• Le glyphosate serait (aussi) un tueur d'abeilles (l'obs-24/09/18-21h12)

    Le glyphosate serait (aussi) un tueur d'abeilles (l'obs-24/09/18-21h12)

    Selon une étude de l'université du Texas, cet herbicide affaiblit la flore intestinale des abeilles et pourrait contribuer à l'accroissement de la mortalité de leurs colonies.

    Les abeilles ne sont pas tirées d'affaire. L'année leur semblait pourtant plus favorable avec l'interdiction récente des néonicotinoïdes, ces pesticides tueurs que l'on estime responsables du syndrome d'effondrement des colonies et de la perte de nombreuses ruches dénoncée par les apiculteurs.

    Le glyphosate, l'autre pesticide très décrié, a davantage cristallisé l'attention pour ses effets potentiels sur l'organisme humain. Il semblerait pourtant qu'il ait aussi sa part de responsabilité dans les déboires de nos pollinisatrices préférées. C'est en tout cas ce qui ressort d'une étude publiée lundi soir dans les comptes rendus de l'Académie des sciences américaine (PNAS).

    Pour jouer son rôle d'herbicide, le glyphosate s'attaque à la production d'une enzyme présente dans les mauvaises herbes visées mais aussi chez certains micro-organismes. En théorie, lorsque les champs sont traités avec ce produit, les animaux (dont les abeilles) ne devraient pas être concernés par son action. Mais ce n'est pas si simple, comme viennent de le démontrer Erick Motta, Kasie Raymann et Nancy Moran, du département de biologie intégrative de l'université du Texas.

    Selon ces scientifiques, le glyphosate attaquerait certains éléments de la flore intestinale des abeilles, les rendant ainsi vulnérables à des infections et aux modifications de leur environnement. Ce facteur pourrait aussi "contribuer à l'accroissement largement inexpliqué de la mortalité des colonies d'abeilles," expliquent-ils.

    Le glyphosate s'attaque à des bactéries utiles

    Ces trois chercheurs ont étudié les effets du glyphosate sur des micro-organismes qui vivent dans les intestins des abeilles. La flore intestinalede ces insectes "est dominée par huit espèces de bactéries qui promeuvent le gain de poids et réduisent la sensibilité aux pathogènes," précise l'étude. Or, le gène qui produit l'enzyme visé par le glyphosate est présent chez pratiquement toutes ces bactéries indispensables à la bonne santé des abeilles, même si leur sensibilité varie.

    Certaines bactéries vivant dans le système digestif des abeilles vont donc pouvoir tolérer le glyphosate, alors que d'autres y seront vulnérables.
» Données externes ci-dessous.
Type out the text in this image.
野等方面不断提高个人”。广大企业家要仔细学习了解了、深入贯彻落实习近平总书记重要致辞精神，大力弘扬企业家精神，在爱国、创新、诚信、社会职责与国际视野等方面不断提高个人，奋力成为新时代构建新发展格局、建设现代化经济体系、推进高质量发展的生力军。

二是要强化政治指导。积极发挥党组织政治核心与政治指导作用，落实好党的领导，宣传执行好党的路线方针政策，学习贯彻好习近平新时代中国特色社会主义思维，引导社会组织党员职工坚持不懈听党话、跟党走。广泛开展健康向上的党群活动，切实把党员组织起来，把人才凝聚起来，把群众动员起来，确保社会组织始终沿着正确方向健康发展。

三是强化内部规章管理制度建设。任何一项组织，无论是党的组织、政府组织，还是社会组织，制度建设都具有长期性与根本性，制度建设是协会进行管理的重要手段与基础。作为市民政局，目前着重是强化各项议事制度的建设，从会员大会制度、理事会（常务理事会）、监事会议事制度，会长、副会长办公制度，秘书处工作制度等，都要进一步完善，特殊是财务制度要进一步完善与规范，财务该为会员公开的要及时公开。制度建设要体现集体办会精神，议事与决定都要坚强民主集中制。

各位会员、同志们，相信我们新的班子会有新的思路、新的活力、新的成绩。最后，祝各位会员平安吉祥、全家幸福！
C'est plus particulièrement le cas pour la bactérie dominante, Snodgrassella alvi, "largement sensible au glyphosate", même si quelques souches y sont résistantes.

    Les scientifiques texans ont testé les effets de l'herbicide sur des abeilles, et ont constaté qu'il "réduit l'abondance de certaines des huit espèces dominantes de microbiomes chez les abeilles exposées". Cela les rend alors vulnérables à certaines infections.

    "Les abeilles avec des microbiomes intestinaux perturbés étaient plus susceptibles de mourir lorsqu'elles étaient exposées à un pathogène opportuniste que les abeilles avec une population de microbes intestinaux en bonne santé", décrivent les chercheurs, qui ont pu constater la différence de mortalité chez les ouvrières exposées au glyphosate et aux bactéries infectieuses par rapport à celles dont la flore intestinale n'avait pas été affaiblie par l'herbicide.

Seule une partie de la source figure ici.